Through the Clean Air Act, President Obama could use his executive powers to cut back on the nation's greenhouse gas emissions, but to meet the necessary total reductions to avert climatic calamity, he cannot do it alone. All branches of government must reinforce each other, meaning the judiciary as well as Congress. Yes, dare we say that activist judges are needed to uphold laws that strengthen environmental protection, and to strike down regulations that do the opposite.

It is also clear that the United States cannot wage a successful campaign against global warming without the collaboration of the international community. Yet there is a shortage of strong leadership in many foreign capitals as well as here. Developed countries devote five times as much to fossil fuel subsidies as they spend on assistance to developing countries for adaption and mitigation strategies to counter global warming.

Humanity desperately needs leaders with the moxie to aggressively tackle climate change, overcome the well-financed obstructionism of the fossil fuel industry, and persuade an apprehensive public weaned on oil that there is a better way.

Sounds formidable, doesn't it? Maybe not as much as one might think. While world leaders procrastinate at international conferences, the grassroots is an exciting laboratory for the art of the possible. Take Grand Rapids, Michigan, for example. It is increasing its energy-saving tree cover by 37 percent as part of a master plan to receive 100 percent of its energy from clean, renewable sources by 2020.

That's fine for individual communities, you might say, but mobilizing an entire country to institute an effective anti-global warming strategy is another matter. Or is it?

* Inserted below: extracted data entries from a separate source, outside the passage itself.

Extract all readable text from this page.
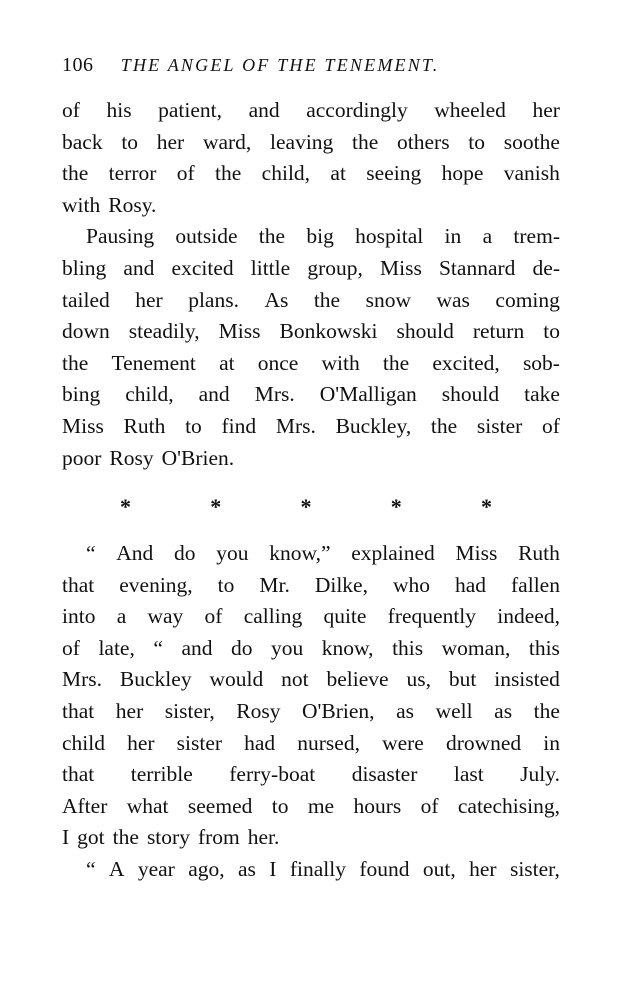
106 THE ANGEL OF THE TENEMENT.
of his patient, and accordingly wheeled her
back to her ward, leaving the others to soothe
the terror of the child, at seeing hope vanish
with Rosy.
Pausing outside the big hospital in a trem-
bling and excited little group, Miss Stannard de-
tailed her plans. As the snow was coming
down steadily, Miss Bonkowski should return to
the Tenement at once with the excited, sob-
bing child, and Mrs. O'Malligan should take
Miss Ruth to find Mrs. Buckley, the sister of
poor Rosy O'Brien.
*	*	*	*	*
“ And do you know,” explained Miss Ruth
that evening, to Mr. Dilke, who had fallen
into a way of calling quite frequently indeed,
of late, “ and do you know, this woman, this
Mrs. Buckley would not believe us, but insisted
that her sister, Rosy O'Brien, as well as the
child her sister had nursed, were drowned in
that terrible ferry-boat disaster last July.
After what seemed to me hours of catechising,
I got the story from her.
“ A year ago, as I finally found out, her sister,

The Union of Concerned Scientists (UCS), a widely respected public interest group, certainly doesn't think so, and its prescription is hardly exotic science fiction. It lays out a doable blueprint for the United States to cut oil use in half in 20 years through expansion of mass transit, use of electric cars and bio fuels, and energy efficiency improvements in every sector of society. And the UCS scenario is just one of a number of plausible proposals to bridge the transition to a sustainable, clean energy civilization.

A solution is long overdue and tantalizingly in reach of the international community (including our own government). With a display of bold leadership, today Grand Rapids, tomorrow, the world.